Worldwide Bank Clearance Sale
The banking industry continues to teeter even as U.S. lawmakers prepare to vote on a bill to buy troubled financial assets.
The banking operations of
Wachovia, the nation's fourth-largest bank, which has been hammered by its mortgage exposure in California and Florida, will be acquired by
Citigroup. The role of the Federal Deposit Insurance Corp. and the Treasury Department indicate that it was a sale overseen, if not forced, by regulators. Last week, regulators seized Washington Mutual and sold the bulk of the business to J.P. Morgan Chase.

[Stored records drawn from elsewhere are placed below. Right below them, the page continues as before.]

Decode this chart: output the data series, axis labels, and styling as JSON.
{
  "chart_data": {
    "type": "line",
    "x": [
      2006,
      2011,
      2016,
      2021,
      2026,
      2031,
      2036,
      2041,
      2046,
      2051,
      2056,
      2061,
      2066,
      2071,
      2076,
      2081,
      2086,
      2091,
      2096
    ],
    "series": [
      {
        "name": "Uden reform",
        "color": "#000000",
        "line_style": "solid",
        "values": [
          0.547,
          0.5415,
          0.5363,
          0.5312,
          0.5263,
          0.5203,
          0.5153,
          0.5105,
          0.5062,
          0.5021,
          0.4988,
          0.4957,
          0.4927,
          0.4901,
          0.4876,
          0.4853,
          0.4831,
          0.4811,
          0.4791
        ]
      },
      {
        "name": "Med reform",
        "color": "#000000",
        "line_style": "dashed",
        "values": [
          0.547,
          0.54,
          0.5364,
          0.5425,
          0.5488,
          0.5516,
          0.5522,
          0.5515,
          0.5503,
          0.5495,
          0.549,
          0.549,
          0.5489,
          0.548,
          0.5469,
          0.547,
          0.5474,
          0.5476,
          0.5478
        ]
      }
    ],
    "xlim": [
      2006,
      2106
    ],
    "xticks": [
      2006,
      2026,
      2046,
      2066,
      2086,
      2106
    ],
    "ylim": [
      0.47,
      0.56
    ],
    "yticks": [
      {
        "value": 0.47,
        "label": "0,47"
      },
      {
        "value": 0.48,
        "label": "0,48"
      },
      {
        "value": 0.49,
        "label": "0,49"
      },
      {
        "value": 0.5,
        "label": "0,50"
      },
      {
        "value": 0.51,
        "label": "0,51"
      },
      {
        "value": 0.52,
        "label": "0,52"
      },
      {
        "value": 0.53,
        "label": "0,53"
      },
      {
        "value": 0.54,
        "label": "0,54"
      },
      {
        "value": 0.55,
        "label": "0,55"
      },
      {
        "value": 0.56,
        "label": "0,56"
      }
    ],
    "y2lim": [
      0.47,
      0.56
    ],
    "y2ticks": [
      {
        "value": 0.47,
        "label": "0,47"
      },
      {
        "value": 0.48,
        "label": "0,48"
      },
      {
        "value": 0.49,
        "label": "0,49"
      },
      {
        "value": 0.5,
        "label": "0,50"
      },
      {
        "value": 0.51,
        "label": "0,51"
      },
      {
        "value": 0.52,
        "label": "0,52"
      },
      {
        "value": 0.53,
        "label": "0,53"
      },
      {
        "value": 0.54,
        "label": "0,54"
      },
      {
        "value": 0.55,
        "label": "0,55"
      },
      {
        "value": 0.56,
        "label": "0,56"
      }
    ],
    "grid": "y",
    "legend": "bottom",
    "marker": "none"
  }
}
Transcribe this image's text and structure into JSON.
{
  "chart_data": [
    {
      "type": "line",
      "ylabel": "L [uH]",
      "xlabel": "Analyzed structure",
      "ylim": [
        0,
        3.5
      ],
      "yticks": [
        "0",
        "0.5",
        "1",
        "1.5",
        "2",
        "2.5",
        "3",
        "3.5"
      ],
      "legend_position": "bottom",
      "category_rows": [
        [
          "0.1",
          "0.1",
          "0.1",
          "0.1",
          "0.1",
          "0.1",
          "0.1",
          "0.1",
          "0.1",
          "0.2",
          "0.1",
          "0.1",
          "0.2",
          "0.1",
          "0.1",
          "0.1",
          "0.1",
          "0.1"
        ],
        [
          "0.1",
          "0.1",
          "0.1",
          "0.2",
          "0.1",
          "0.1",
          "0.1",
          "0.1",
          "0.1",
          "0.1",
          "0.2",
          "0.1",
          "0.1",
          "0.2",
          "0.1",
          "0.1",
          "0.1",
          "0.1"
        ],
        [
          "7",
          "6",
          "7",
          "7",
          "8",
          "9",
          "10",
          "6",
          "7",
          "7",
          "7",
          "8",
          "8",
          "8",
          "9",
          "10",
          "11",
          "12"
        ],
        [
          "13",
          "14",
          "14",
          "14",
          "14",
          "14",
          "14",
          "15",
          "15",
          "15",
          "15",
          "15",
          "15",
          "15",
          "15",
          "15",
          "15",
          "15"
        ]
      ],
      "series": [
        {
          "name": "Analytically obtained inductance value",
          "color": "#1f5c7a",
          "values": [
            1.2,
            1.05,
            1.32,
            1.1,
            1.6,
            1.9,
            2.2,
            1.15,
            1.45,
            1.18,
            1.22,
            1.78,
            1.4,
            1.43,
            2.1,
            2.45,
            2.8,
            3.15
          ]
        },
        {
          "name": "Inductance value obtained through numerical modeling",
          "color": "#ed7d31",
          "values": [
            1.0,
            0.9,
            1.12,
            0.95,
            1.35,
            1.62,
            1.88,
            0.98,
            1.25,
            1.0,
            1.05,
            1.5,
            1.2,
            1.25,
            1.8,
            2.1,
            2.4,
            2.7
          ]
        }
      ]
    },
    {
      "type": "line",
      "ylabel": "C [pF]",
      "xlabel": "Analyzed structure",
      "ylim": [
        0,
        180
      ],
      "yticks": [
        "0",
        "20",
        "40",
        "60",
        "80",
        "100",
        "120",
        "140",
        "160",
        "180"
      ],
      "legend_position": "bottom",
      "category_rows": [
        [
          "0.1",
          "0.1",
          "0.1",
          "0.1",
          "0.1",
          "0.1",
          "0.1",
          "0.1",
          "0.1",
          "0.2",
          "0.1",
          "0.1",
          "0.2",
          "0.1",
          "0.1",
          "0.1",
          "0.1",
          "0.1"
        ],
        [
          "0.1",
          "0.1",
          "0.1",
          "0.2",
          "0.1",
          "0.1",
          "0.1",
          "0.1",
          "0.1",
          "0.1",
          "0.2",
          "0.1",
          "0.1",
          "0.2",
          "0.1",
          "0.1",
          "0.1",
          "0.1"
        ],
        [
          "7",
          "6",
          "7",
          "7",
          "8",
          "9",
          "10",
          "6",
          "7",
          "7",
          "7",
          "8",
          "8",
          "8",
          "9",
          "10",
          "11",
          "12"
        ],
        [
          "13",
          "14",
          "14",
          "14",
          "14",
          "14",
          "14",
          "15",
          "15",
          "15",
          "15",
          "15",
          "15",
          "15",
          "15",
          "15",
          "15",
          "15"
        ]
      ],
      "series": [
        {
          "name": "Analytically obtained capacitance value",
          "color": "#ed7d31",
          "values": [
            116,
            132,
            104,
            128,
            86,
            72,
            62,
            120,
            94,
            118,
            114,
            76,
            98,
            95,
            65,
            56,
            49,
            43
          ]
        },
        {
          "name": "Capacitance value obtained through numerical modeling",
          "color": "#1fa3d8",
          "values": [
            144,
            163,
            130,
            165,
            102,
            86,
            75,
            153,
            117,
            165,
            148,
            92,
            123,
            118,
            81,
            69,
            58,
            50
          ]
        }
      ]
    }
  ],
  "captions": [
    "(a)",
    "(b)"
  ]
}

Under the deal, Citi will pay Wachovia $2.16 billion in stock and assume Wachovia senior and subordinated debt, totaling approximately $53 billion. As a result of the acquisition, Citi is cutting its quarterly dividend to 16 cents per share and is selling $10 billion in stock to raise capital. The deal does not include the A.G. Edwards brokerage unit or the Evergreen investment operations.
The sale came the same day that fresh tremors shook Europe's financial system.
The British government, which nationalized Northern Rock a year ago, has seized control of lender Bradford & Bingley. The governments of Belgium, the Netherlands, and Luxembourg gave a $16 billion lifeline to Fortis. The German government has backed a loan to Hypo. Iceland, meanwhile, nationalized its third-largest bank.
Shares of Dexia tumbled in Paris trading after a report said that the French-Belgian bank may need to be rescued as well.
"The precarious global environment means the weakest links in Europe are now falling," Mamoun Tazi, an analyst with MF Global Securities Ltd. in London, told Bloomberg News.
The sale of Wachovia caps a similar shakeout in U.S. banking. The New York Times notes how a deal will further consolidate the banking industry into just a few banks.
"A sale to either Wells Fargo or Citigroup would further concentrate Americans' bank deposits in the hands of just three banks: Bank of America, J.P. Morgan Chase, and whichever bank acquires Wachovia would control more than 30 percent of the industry's deposits."